Schilddrüsenkarzinom: differenziert und undifferenziert
Fachbegriff für Schilddrüsenkrebs. Undifferenzierte Schilddrüsenkarzinome bestehen aus Zellen, die nur sehr geringe oder keine Ähnlichkeit mit normalen Schilddrüsenzellen aufweisen. Das Gewebe der differenzierten Schilddrüsenkarzinome ähnelt hingegen den normalen Schilddrüsenzellen, die nach verschiedenen Zelltypen weiter in papilläre und follikuläre Schilddrüsenkarzinome unterteilt werden.
Schilddrüsensonographie
Mit Hilfe von Ultraschallwellen werden Bilder erzeugt, um innere Organe darzustellen und eine mögliche Erkrankung diagnostizieren zu können. Eine Strahlenbelastung tritt nicht auf.
Schilddrüsenüberfunktion
Siehe Hyperthyreose
Schilddrüsenunterfunktion
Siehe Hypothyreose
Szintigrafie
Nuklearmedizinisches bildgebendes Verfahren, bei dem sich radioaktive Substanzen im zu untersuchenden Gewebe ansammeln. Eingesetzt zur Untersuchung des Gewebes bzw. des Organs auf Neu- und Resterkrankungen, Rezidive oder Metastasen.
Thyreoglobulin (Tg)
Eiweiß, das in der Schilddrüse gebildet wird und in den Follikeln zur Speicherung der Schilddrüsenhormone dient, auch Verwendung als Tumormarker.

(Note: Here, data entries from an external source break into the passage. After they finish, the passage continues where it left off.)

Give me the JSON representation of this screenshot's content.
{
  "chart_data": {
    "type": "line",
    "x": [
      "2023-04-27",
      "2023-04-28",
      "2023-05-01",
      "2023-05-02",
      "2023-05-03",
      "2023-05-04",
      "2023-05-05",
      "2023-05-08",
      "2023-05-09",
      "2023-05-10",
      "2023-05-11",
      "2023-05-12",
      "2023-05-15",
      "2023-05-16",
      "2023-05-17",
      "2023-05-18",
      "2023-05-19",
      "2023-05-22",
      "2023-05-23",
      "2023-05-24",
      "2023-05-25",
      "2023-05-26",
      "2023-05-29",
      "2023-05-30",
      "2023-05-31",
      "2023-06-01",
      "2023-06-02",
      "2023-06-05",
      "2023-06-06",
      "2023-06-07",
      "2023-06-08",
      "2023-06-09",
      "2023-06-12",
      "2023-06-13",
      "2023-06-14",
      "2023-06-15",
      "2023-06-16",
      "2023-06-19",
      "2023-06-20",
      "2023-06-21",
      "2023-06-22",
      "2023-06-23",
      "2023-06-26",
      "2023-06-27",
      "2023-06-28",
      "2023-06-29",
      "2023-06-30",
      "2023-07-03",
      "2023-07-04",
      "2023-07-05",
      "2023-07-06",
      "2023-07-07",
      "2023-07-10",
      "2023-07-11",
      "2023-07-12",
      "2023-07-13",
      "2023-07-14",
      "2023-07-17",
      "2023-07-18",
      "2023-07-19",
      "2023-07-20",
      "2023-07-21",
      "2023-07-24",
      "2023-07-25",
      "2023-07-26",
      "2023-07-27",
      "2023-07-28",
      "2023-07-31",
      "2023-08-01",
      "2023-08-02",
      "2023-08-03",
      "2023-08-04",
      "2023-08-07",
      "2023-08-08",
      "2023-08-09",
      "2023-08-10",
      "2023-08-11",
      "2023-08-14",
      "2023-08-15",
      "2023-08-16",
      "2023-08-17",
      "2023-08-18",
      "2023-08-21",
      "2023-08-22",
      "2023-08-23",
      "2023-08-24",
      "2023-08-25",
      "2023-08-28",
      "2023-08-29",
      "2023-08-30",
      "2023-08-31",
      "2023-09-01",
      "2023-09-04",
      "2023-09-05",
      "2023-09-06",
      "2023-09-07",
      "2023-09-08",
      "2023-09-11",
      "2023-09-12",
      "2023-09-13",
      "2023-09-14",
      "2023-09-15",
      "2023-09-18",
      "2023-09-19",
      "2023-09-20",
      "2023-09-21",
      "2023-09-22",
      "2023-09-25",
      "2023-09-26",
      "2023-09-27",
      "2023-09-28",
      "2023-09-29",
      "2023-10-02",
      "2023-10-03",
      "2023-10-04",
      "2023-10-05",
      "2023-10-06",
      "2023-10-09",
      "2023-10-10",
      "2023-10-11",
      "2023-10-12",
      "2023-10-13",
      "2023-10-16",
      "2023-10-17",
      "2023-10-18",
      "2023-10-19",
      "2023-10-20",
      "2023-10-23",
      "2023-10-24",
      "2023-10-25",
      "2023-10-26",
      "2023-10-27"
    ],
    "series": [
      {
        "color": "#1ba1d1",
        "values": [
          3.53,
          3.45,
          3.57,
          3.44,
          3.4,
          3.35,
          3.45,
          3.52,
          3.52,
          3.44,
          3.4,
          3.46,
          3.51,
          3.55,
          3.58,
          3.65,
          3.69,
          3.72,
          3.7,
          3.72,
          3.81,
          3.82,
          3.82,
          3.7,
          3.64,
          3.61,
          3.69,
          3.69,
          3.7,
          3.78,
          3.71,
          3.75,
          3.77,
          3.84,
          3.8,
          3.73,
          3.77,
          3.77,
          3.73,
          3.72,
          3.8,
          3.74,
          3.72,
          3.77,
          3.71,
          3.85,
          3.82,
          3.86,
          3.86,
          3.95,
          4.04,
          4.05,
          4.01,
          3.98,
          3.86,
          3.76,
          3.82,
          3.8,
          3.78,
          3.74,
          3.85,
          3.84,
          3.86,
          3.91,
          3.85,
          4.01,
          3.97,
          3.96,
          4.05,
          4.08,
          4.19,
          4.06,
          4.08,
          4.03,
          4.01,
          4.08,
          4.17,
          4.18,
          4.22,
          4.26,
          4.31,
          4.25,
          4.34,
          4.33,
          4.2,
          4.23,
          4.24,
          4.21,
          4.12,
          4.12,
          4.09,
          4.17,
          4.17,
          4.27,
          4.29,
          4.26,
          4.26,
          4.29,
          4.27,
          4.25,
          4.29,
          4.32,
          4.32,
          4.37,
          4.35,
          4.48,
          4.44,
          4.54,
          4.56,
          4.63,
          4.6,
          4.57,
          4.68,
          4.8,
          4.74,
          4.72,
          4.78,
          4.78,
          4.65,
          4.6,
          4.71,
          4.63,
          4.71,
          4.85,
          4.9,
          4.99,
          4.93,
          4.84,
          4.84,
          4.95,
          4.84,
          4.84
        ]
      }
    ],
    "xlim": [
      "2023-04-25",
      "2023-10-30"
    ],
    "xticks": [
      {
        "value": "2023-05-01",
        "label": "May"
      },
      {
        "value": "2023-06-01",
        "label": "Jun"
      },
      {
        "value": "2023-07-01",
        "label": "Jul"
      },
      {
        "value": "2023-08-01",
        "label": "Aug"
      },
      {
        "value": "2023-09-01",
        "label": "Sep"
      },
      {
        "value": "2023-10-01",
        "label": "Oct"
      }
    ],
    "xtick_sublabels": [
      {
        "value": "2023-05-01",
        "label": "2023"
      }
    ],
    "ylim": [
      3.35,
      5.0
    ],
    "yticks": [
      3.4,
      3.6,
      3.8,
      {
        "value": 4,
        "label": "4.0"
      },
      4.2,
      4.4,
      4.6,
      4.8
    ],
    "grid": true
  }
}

TSH (Thyreoidea stimulierendes Hormon)
Hormon, das von der Hirnanhangdrüse abgegeben wird und die Schilddrüse zur Produktion von T3 und T4 anregt.
TSH-Bestimmung
Bestimmung der TSH-Konzentration im Blut.
Tumor
Gewebemasse oder Geschwulst, die durch übermäßiges Zellwachstum entsteht. Tumor ist in der Medizin ein wertneutraler Begriff, ein Tumor kann sowohl gutartig als auch bösartig sein.
Tumormarker
Stoffe, deren Auftreten oder erhöhte Konzentration in Körperflüssigkeiten (vor allem im Blut) auf das Vorhandensein und/oder Verlauf von (bösartigen) Tumoren hinweisen.